Transport properties of Ce2Ni2Sn and Ce2Pd2.05Sn0.95 Kondo lattice systems

We report experimental data on thermoelectric power S, electrical resistivity ρ, and the magnetoresistivity of the antiferromagnet Kondo stannides Ce2Ni2Sn (TN=4.7 K) and Ce2Pd2.05Sn0.95 (TN=4.7 K). The essential features of the S(T) curves resemble those of heavy fermion systems such as CeCu2Si2: a broad and positive maximum at intermediate temperatures, followed by a sharper negative minimum at lower temperatures. S values are is considerably smaller in Ce2Pd2.05Sn0.95 than in Ce2Ni2Sn. The positive peak originates from the incoherent Kondo scattering by the excited crystal field levels of the Ce ion ground state.

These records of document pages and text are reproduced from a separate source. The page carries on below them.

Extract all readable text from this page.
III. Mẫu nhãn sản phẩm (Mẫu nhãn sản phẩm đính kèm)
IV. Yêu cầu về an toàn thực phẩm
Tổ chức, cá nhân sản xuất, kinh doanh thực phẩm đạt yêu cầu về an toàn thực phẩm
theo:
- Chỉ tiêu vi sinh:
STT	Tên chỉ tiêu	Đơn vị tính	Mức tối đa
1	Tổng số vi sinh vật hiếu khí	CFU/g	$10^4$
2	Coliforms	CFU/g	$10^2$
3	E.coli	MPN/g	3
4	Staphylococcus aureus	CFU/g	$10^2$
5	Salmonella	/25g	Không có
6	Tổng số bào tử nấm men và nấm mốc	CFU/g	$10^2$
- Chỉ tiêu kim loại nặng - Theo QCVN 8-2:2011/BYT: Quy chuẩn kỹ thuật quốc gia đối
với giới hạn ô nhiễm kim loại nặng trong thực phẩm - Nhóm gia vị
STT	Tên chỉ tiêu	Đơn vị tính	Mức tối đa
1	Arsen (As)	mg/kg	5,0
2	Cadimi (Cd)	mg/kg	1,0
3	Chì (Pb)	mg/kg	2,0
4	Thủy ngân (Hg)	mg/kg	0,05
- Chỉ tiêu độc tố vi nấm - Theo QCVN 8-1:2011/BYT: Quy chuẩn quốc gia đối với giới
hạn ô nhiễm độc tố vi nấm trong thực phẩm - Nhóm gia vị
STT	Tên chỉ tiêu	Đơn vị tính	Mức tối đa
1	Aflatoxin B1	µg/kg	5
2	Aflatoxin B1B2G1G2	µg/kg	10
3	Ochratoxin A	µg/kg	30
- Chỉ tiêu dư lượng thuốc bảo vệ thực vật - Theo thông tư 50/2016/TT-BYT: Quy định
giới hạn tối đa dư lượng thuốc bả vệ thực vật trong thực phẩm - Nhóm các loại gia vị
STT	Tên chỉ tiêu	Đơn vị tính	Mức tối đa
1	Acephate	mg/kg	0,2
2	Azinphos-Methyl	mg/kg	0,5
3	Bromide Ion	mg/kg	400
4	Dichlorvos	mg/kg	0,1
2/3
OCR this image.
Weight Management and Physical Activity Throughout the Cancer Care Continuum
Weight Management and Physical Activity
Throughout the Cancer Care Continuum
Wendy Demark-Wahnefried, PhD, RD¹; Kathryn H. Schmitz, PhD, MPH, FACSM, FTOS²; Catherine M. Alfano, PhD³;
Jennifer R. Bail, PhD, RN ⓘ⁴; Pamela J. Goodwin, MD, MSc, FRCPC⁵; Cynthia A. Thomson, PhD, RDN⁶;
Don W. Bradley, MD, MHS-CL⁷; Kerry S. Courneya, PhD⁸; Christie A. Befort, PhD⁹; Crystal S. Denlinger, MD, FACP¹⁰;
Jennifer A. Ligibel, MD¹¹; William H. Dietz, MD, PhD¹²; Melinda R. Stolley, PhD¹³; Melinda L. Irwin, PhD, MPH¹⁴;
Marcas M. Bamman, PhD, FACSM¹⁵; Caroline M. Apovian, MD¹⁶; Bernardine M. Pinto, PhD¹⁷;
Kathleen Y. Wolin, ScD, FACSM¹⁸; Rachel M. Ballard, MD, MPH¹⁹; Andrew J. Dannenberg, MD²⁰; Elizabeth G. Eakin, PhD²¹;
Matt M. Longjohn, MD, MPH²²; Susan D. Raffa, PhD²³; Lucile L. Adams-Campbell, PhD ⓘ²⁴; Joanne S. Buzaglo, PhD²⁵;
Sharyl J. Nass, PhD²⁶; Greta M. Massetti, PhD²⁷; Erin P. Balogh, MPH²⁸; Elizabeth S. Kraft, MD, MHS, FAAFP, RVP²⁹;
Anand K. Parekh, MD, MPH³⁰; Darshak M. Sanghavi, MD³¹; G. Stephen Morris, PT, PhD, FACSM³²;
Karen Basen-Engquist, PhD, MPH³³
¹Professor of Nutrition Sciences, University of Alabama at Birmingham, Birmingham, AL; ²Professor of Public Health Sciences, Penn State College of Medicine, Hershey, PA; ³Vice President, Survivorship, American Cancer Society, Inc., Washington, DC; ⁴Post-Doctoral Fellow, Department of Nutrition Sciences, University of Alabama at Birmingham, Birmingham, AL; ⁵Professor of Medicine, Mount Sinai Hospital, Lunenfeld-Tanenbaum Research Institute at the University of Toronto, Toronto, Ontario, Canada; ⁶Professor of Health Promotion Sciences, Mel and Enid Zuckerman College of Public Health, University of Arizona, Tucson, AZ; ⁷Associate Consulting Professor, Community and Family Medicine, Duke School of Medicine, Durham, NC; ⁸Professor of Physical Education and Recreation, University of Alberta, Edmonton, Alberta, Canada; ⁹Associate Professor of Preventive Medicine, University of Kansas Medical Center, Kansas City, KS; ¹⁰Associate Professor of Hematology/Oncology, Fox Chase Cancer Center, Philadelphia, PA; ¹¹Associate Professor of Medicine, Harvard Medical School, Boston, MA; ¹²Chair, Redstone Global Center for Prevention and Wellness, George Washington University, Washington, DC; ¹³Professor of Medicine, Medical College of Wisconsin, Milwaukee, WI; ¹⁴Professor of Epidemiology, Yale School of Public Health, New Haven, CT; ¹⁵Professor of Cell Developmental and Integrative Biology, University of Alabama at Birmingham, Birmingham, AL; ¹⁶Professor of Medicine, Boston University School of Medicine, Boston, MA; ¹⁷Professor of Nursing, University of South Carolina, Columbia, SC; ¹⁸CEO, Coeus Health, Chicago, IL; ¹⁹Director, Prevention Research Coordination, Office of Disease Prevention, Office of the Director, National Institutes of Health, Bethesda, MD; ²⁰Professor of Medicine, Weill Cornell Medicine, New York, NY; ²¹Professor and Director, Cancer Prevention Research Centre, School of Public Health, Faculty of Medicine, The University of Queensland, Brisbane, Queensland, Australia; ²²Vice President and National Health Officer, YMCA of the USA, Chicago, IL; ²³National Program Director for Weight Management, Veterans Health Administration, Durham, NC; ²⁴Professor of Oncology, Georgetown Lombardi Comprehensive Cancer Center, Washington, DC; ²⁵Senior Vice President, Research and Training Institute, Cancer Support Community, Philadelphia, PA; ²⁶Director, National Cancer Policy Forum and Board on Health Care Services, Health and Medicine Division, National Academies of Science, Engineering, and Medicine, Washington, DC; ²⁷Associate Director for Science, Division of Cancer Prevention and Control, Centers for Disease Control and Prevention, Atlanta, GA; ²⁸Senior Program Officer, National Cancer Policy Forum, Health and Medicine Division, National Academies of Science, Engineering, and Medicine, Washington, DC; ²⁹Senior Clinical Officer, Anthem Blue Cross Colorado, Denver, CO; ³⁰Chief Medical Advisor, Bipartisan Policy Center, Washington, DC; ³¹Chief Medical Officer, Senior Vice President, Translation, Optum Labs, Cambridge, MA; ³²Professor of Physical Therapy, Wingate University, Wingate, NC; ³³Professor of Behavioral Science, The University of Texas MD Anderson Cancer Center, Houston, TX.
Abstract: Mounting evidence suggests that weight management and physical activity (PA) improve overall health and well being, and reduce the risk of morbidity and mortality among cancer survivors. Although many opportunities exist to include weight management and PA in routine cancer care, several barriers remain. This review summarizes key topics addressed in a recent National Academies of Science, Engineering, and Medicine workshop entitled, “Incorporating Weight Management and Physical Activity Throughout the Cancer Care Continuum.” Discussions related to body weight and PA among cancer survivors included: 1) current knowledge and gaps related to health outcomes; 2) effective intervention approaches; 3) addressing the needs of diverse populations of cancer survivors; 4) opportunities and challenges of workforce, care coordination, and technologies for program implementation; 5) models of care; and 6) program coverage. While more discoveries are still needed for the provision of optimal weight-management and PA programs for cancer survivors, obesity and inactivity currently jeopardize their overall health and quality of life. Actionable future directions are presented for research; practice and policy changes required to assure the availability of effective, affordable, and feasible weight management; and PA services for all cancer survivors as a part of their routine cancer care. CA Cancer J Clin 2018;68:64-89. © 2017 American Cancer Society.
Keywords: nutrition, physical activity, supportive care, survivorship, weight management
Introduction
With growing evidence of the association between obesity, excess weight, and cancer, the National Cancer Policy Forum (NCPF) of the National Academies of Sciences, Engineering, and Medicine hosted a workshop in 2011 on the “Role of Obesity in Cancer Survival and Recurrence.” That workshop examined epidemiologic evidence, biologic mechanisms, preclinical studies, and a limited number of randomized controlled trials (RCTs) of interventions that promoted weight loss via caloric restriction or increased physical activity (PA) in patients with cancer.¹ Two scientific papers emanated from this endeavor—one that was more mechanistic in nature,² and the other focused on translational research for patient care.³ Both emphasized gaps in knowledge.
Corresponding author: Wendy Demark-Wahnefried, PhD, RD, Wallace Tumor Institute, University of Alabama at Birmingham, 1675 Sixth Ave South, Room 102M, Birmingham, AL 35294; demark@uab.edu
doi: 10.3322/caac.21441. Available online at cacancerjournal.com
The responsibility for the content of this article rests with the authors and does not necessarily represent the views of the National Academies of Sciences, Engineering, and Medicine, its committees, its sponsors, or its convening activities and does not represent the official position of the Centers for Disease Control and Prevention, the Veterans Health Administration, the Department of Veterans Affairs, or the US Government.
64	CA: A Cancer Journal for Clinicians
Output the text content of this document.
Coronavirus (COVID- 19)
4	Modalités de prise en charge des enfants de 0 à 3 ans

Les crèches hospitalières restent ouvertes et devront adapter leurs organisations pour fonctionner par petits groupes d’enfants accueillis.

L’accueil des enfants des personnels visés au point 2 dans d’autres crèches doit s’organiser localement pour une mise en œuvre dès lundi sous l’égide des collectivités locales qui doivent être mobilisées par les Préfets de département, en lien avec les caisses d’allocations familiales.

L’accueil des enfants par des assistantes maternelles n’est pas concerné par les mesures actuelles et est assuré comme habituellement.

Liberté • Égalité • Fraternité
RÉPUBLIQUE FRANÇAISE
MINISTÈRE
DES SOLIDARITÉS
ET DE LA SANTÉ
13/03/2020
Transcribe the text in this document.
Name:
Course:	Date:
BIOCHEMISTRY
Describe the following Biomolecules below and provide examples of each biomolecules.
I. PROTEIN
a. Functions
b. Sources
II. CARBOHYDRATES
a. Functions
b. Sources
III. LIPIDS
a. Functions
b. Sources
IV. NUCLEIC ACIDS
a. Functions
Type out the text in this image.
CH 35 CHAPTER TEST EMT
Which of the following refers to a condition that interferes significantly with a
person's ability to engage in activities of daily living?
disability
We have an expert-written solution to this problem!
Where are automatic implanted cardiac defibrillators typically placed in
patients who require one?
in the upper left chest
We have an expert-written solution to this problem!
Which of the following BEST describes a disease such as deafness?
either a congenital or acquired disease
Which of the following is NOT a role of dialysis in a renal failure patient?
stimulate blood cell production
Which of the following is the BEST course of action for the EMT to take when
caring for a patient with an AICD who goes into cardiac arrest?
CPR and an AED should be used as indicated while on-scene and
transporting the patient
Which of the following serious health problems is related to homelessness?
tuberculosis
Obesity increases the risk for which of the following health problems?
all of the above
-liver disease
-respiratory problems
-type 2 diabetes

The negative peak might be related to the shape of the density of states associated with the Abrikosov–Suhl resonance. The change of sign in S(T) between its minimum and maximum at T* can be assigned to the fact that the Fermi level sinks below the upper band at T>T*. This behavior and the maximum observed in the ρ(T) curve at this temperature can be discussed in terms of the electron polaron model, although one must also take into account the crystal field effect. The role played by the crystal field effect, which is more important in Ce2Pd2.05Sn0.95, is analyzed for this compound, providing the magnitude of the crystal field splitting. Magnetoresistivity was also measured in both compounds. The results are consistent with the important role of the Kondo effect at low temperatures and suggest the splitting of the double degenerate bands at T>T*.